More than 6.8 million retirees are expected to be enrolled in Medicare in New York State by March, according to state figures, at a cost of more than $38 billion each year. The state also has the highest per-capita healthcare costs - over $4,755 per year per person – of any state in the nation and is expected to rise as the number of retirees increases.

Beyond the IRMAA reductions, lawmakers in New York are searching for ways to make up for the loss of federal funds covering the Essential Plan that covers more than 1.7 million New Yorkers.
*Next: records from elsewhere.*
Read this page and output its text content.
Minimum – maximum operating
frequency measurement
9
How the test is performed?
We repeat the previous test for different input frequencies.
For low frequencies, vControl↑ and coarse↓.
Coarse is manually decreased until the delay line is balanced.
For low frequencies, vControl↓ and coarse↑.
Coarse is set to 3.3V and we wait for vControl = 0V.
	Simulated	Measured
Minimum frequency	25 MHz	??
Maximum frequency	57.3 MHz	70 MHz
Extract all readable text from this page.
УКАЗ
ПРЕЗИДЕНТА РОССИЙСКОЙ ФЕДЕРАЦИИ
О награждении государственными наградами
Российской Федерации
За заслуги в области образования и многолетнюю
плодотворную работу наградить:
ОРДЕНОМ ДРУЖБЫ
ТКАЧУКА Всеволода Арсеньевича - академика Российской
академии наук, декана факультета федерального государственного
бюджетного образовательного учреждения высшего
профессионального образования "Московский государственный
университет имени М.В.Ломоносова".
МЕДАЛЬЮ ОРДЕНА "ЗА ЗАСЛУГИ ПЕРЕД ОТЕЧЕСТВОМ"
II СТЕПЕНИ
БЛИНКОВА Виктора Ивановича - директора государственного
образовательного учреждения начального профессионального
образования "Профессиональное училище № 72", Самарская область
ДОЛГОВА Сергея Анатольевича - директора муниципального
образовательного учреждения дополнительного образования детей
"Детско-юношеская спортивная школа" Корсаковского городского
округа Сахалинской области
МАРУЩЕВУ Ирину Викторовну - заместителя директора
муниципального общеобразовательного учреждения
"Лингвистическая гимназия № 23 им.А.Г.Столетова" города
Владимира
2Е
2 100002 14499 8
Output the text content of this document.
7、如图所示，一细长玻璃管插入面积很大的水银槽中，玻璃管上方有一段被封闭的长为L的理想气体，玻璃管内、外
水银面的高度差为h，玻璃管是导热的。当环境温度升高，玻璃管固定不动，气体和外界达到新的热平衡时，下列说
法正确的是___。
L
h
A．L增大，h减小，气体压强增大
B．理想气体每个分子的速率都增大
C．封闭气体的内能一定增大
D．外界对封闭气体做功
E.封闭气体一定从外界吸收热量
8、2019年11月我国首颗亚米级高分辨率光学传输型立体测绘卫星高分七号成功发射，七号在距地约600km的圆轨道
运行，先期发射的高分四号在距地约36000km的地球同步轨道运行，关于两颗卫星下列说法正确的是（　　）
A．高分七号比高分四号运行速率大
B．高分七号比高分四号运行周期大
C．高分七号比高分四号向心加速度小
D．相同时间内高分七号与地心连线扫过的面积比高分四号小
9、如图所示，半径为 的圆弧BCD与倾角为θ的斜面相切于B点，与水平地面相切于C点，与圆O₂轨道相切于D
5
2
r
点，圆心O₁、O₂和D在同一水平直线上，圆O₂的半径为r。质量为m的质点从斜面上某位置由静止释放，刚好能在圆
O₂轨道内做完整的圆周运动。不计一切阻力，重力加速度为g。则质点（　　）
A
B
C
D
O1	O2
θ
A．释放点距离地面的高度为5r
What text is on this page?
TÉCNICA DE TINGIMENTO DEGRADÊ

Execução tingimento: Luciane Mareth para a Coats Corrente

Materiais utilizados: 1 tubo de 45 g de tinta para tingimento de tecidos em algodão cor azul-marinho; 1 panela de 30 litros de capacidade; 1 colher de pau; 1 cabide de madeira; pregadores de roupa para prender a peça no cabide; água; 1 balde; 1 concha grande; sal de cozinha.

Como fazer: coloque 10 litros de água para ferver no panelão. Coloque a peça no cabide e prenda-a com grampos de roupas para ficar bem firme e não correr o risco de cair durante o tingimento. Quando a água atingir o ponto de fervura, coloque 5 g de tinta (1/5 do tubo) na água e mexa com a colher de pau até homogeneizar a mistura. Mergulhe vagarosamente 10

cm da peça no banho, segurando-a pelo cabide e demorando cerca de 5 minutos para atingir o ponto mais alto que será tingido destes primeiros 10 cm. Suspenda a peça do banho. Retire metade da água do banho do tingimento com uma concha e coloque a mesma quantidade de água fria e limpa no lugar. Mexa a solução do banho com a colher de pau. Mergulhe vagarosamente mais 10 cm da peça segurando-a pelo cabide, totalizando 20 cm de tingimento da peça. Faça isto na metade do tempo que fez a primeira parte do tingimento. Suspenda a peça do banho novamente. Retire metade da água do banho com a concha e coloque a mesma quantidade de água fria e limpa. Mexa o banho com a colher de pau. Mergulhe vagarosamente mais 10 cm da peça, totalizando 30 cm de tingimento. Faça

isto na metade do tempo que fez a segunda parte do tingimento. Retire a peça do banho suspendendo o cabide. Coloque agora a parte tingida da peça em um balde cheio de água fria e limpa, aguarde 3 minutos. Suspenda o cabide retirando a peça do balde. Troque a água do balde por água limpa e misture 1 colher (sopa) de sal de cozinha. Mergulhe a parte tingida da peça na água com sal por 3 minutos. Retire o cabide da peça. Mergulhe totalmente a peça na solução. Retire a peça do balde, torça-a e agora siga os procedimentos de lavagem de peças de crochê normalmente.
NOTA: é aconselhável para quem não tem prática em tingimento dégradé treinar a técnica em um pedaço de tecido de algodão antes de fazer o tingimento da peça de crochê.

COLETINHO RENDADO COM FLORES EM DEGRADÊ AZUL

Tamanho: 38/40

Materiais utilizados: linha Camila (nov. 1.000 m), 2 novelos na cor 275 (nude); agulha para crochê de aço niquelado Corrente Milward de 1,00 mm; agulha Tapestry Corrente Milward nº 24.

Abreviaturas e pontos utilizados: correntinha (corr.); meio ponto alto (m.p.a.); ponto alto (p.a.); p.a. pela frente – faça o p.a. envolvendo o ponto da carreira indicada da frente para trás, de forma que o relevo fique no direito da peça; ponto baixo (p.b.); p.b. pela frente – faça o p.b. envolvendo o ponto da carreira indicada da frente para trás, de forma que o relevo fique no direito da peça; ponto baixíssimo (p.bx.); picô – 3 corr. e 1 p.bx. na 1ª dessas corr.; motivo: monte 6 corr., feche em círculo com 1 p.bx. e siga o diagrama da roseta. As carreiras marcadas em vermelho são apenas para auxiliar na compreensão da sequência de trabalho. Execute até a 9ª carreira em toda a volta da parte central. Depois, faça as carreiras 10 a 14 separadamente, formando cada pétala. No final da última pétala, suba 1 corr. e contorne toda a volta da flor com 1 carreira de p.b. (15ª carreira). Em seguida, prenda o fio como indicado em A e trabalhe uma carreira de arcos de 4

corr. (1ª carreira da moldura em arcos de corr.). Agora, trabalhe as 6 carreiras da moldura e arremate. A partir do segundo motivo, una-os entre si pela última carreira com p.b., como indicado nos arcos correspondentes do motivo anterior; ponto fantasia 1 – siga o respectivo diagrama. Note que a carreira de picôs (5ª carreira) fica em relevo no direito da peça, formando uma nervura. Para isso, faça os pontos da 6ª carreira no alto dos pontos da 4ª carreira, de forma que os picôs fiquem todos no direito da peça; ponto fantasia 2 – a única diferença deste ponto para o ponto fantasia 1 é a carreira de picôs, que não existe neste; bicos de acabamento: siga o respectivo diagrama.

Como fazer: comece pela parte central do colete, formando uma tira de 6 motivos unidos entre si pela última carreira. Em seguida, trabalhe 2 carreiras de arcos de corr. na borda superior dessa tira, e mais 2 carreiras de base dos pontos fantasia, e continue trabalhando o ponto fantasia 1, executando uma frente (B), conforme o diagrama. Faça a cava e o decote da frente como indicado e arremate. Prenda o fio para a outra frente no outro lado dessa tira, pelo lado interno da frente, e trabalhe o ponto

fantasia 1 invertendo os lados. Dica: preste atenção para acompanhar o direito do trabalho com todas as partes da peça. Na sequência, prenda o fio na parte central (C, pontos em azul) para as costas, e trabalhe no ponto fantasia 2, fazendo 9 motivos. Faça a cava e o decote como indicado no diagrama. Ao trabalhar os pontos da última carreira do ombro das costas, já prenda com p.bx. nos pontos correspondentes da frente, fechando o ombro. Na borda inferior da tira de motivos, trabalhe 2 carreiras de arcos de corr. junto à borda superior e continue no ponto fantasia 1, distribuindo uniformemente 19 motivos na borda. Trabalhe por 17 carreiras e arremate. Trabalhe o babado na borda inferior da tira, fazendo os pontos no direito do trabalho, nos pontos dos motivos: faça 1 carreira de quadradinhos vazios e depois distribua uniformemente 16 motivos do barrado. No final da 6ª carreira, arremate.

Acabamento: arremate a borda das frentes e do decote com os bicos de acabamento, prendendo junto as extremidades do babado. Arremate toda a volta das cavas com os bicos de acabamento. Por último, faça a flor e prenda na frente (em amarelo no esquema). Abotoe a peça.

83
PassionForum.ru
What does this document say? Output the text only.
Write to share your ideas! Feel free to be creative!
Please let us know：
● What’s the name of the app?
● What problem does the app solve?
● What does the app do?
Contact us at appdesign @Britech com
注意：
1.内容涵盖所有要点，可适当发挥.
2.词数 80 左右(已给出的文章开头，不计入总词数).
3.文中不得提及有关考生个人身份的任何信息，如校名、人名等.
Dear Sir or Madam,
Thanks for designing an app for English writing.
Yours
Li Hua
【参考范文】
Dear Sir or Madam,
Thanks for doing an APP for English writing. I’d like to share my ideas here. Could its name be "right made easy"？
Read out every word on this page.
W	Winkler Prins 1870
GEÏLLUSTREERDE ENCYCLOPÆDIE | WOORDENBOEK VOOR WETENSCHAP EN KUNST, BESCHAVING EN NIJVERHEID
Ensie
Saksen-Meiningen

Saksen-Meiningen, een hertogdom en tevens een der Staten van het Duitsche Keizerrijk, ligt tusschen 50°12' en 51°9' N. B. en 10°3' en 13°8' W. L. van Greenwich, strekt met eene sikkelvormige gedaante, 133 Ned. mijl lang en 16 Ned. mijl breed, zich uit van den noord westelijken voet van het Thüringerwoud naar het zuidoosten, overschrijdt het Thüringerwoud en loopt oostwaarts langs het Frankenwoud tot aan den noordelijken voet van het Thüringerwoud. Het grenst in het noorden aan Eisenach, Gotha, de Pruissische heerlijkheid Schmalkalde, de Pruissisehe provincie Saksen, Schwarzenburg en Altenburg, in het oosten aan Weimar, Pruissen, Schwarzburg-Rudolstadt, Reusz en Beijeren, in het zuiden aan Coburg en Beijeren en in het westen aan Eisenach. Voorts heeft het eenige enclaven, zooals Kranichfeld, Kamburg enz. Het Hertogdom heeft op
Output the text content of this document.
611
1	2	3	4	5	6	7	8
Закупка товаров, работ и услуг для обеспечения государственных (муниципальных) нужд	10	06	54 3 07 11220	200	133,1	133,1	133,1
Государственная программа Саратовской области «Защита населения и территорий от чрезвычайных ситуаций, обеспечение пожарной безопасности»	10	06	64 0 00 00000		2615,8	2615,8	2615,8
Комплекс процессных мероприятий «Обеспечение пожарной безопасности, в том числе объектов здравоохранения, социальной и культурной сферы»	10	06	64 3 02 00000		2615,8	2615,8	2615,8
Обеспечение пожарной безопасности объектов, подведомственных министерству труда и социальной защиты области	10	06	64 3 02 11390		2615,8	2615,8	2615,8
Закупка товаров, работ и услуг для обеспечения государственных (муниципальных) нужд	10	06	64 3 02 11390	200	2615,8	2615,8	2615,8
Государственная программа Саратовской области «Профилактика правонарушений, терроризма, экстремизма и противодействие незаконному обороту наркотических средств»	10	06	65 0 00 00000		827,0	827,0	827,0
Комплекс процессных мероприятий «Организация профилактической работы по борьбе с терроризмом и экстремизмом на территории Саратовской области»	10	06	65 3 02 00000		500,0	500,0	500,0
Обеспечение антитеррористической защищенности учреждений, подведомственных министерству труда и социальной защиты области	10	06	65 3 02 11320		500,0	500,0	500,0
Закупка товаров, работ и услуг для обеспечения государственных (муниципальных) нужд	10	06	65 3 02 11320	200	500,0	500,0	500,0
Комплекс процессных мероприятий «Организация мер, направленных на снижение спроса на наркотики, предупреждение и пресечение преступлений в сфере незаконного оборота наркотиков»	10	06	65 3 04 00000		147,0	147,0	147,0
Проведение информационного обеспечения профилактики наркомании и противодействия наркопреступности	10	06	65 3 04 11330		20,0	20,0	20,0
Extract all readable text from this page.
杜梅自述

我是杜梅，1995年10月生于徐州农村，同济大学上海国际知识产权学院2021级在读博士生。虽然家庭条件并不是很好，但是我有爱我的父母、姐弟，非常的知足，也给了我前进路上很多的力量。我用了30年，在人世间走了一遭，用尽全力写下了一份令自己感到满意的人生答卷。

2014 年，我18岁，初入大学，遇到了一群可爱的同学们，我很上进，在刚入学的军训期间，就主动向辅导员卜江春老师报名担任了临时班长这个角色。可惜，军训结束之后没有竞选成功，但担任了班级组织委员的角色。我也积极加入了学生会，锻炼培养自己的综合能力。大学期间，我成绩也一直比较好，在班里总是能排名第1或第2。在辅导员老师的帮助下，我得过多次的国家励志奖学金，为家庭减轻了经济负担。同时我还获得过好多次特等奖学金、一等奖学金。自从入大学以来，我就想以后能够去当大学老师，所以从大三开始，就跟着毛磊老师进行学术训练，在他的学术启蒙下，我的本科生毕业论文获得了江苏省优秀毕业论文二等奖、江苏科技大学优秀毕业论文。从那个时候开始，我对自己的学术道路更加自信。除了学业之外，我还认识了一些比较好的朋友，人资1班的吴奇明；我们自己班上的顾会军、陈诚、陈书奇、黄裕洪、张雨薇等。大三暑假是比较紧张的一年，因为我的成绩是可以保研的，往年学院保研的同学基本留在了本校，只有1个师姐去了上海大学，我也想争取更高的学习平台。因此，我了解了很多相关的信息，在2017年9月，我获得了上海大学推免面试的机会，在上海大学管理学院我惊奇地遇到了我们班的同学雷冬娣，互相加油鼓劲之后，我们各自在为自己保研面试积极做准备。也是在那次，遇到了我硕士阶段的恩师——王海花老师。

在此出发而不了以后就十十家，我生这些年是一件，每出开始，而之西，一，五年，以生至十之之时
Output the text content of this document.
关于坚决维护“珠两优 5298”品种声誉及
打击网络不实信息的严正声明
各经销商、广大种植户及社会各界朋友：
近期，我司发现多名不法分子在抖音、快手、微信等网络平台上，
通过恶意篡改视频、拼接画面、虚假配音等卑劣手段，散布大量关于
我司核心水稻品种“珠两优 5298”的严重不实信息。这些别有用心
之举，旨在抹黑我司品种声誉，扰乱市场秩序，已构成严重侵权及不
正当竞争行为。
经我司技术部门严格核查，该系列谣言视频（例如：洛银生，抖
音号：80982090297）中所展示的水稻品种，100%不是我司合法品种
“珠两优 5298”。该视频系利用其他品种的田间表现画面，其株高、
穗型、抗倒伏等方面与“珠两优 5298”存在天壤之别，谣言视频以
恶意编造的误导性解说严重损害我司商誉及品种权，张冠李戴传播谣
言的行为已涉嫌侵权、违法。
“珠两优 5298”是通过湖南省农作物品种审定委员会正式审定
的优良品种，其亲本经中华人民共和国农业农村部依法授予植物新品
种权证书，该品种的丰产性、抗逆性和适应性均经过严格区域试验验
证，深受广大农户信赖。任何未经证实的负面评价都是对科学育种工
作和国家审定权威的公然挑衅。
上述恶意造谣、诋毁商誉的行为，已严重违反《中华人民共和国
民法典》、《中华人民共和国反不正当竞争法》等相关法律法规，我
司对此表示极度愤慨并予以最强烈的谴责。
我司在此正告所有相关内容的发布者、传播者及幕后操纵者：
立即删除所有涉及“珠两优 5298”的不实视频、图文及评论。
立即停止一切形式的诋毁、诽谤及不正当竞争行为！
Those cuts could force the state to shoulder an additional $3 billion each year at the risk of many vulnerable New Yorkers losing their healthcare coverage.

Hochul has expressed strong resistance to raising taxes on the wealthiest New Yorkers to generate revenue to fill gaps in the state’s budget, even as she proposes expanding the state’s childcare initiatives.

Destito is insisting that changes at the federal level aren't a legitimate reason to shift cost onto retirees, most of whom have fixed incomes.

“Budgets shouldn't be balanced on the back of our public employee retirees,” she said.